Veniamo alla parte più succosa della biografia, quella sul capitolo «tradimento». E qui emerge la principale fonte di Mezrich, il co-inventore di FaceSmash (alias Facebook) Eduardo Saverin. Quest’ultimo, uno dei creatori del primo sito thefacebook.com, è stato poi fatto fuori dalla società e, secondo il libro, messo a tacere probabilmente con un lauto compenso (Saverin a fatto causa al gruppo ma poi l’ha ritirata improvvisamente...). La nota stonata, oltre a quella di servirsi di un fonte non certo imparziale come Saverin, è soprattutto un’altra: l’autore non ha mai sentito direttamente Zuckerberg, mai, anche se stava scrivendo una biografia di 227 pagine su di lui. La reporter Caroline McCarthy, che ha letto in anteprima una copia del libro, lo stronca senza pietà: «Non è né una analisi ficcante né una rivelazione choc delle origini di Facebook. E non è nemmeno grande letteratura. Mezrich lavora per lo più con fonti di seconda mano». Molti episodi non tornano. Il famoso pranzo a base di koala, per esempio, è stato smentito: nessuno dei dirigenti della Sun Microsystems all’epoca possedeva uno yacht del genere descritto dal libro. Un altro scivolone.
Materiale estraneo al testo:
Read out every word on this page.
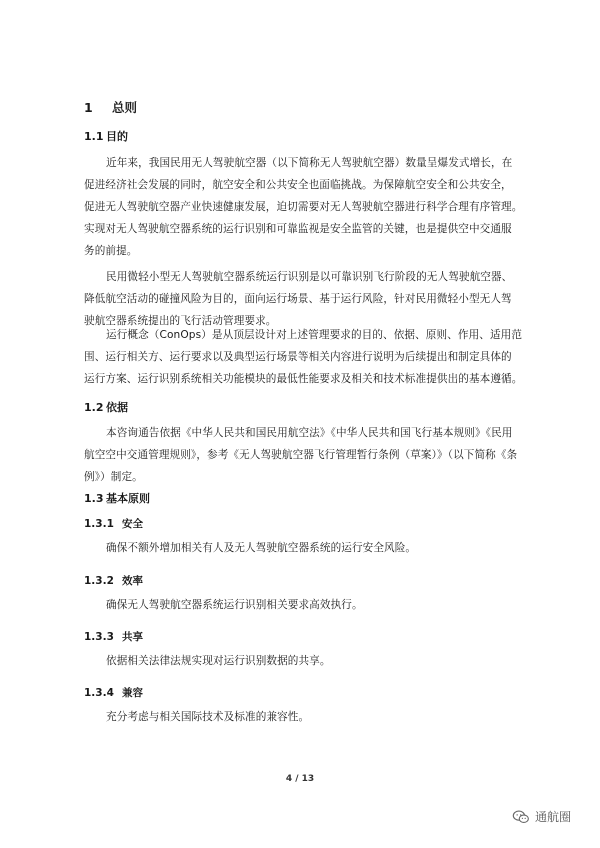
1 总则
1.1 目的
近年来，我国民用无人驾驶航空器（以下简称无人驾驶航空器）数量呈爆发式增长，在
促进经济社会发展的同时，航空安全和公共安全也面临挑战。为保障航空安全和公共安全，
促进无人驾驶航空器产业快速健康发展，迫切需要对无人驾驶航空器进行科学合理有序管理。
实现对无人驾驶航空器系统的运行识别和可靠监视是安全监管的关键，也是提供空中交通服
务的前提。
民用微轻小型无人驾驶航空器系统运行识别是以可靠识别飞行阶段的无人驾驶航空器、
降低航空活动的碰撞风险为目的，面向运行场景、基于运行风险，针对民用微轻小型无人驾
驶航空器系统提出的飞行活动管理要求。
运行概念（ConOps）是从顶层设计对上述管理要求的目的、依据、原则、作用、适用范
围、运行相关方、运行要求以及典型运行场景等相关内容进行说明为后续提出和制定具体的
运行方案、运行识别系统相关功能模块的最低性能要求及相关和技术标准提供出的基本遵循。
1.2 依据
本咨询通告依据《中华人民共和国民用航空法》《中华人民共和国飞行基本规则》《民用
航空空中交通管理规则》，参考《无人驾驶航空器飞行管理暂行条例（草案）》（以下简称《条
例》）制定。
1.3 基本原则
1.3.1 安全
确保不额外增加相关有人及无人驾驶航空器系统的运行安全风险。
1.3.2 效率
确保无人驾驶航空器系统运行识别相关要求高效执行。
1.3.3 共享
依据相关法律法规实现对运行识别数据的共享。
1.3.4 兼容
充分考虑与相关国际技术及标准的兼容性。
4 / 13
通航圈
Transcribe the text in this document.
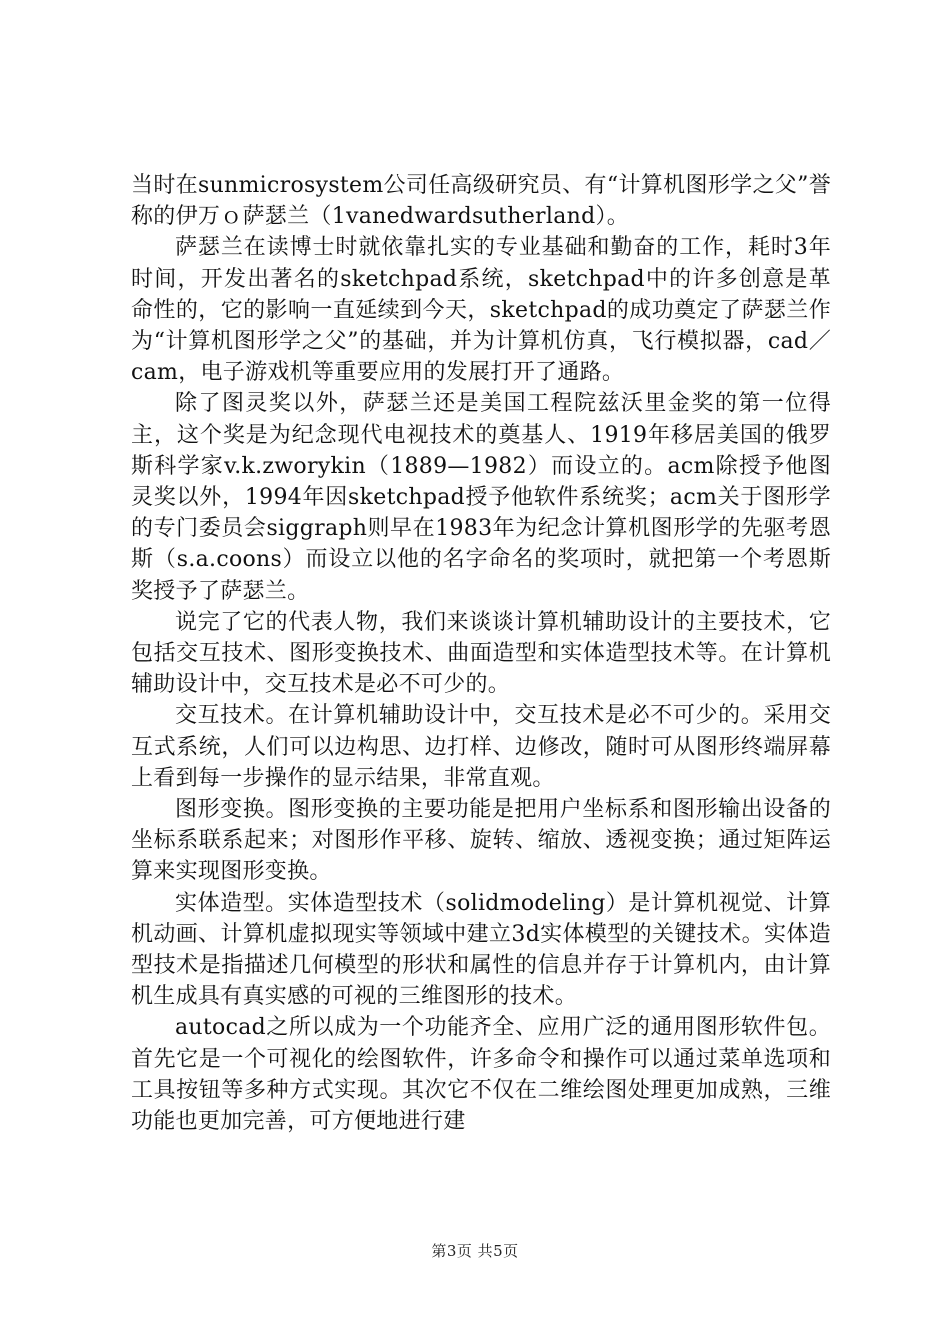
当时在sunmicrosystem公司任高级研究员、有“计算机图形学之父”誉称的伊万ｏ萨瑟兰（1vanedwardsutherland）。

萨瑟兰在读博士时就依靠扎实的专业基础和勤奋的工作，耗时3年时间，开发出著名的sketchpad系统，sketchpad中的许多创意是革命性的，它的影响一直延续到今天，sketchpad的成功奠定了萨瑟兰作为“计算机图形学之父”的基础，并为计算机仿真，飞行模拟器，cad／cam，电子游戏机等重要应用的发展打开了通路。

除了图灵奖以外，萨瑟兰还是美国工程院兹沃里金奖的第一位得主，这个奖是为纪念现代电视技术的奠基人、1919年移居美国的俄罗斯科学家v.k.zworykin（1889—1982）而设立的。acm除授予他图灵奖以外，1994年因sketchpad授予他软件系统奖；acm关于图形学的专门委员会siggraph则早在1983年为纪念计算机图形学的先驱考恩斯（s.a.coons）而设立以他的名字命名的奖项时，就把第一个考恩斯奖授予了萨瑟兰。

说完了它的代表人物，我们来谈谈计算机辅助设计的主要技术，它包括交互技术、图形变换技术、曲面造型和实体造型技术等。在计算机辅助设计中，交互技术是必不可少的。

交互技术。在计算机辅助设计中，交互技术是必不可少的。采用交互式系统，人们可以边构思、边打样、边修改，随时可从图形终端屏幕上看到每一步操作的显示结果，非常直观。

图形变换。图形变换的主要功能是把用户坐标系和图形输出设备的坐标系联系起来；对图形作平移、旋转、缩放、透视变换；通过矩阵运算来实现图形变换。

实体造型。实体造型技术（solidmodeling）是计算机视觉、计算机动画、计算机虚拟现实等领域中建立3d实体模型的关键技术。实体造型技术是指描述几何模型的形状和属性的信息并存于计算机内，由计算机生成具有真实感的可视的三维图形的技术。

autocad之所以成为一个功能齐全、应用广泛的通用图形软件包。首先它是一个可视化的绘图软件，许多命令和操作可以通过菜单选项和工具按钮等多种方式实现。其次它不仅在二维绘图处理更加成熟，三维功能也更加完善，可方便地进行建

第3页 共5页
In una scena, collocata nel 2004, un personaggio si lamenta del sito di gossip valleywag, che però è nato due anni dopo. Altre e numerose imprecisioni qua e là, ma l’editore ha messo le mani avanti presentando il libro così: non è un reportage, ma un gran divertimento (big juicy fun). L’unico entusiasta è Kevin Spacey, che lo produrrà per Hollywood. L’attore ha anche rilasciato un commento in esclusiva per Amazon.com: «Accidental Billionaires è un perfetto abbinamento tra soggetto e autore. È un puro divertimento, e Hollywood se n’è accorta. Se il mio film sarà all’altezza del libro, sarà un successo».

Un «gran divertimento» che però esce nella categoria non-fiction, cioè saggistica, come il precedente bestseller di Mezrich, Bringing Down the House: The Inside Story of Six MIT Students Who Took Vegas

for Millions (2002). Altra storia di dollari e sesso, altro libro che è diventato un film. Poi però il Boston Globe scoprì che l’inchiesta era per metà fuffa. Chissà non succeda anche con le folli notti di Mark Zuckerberg.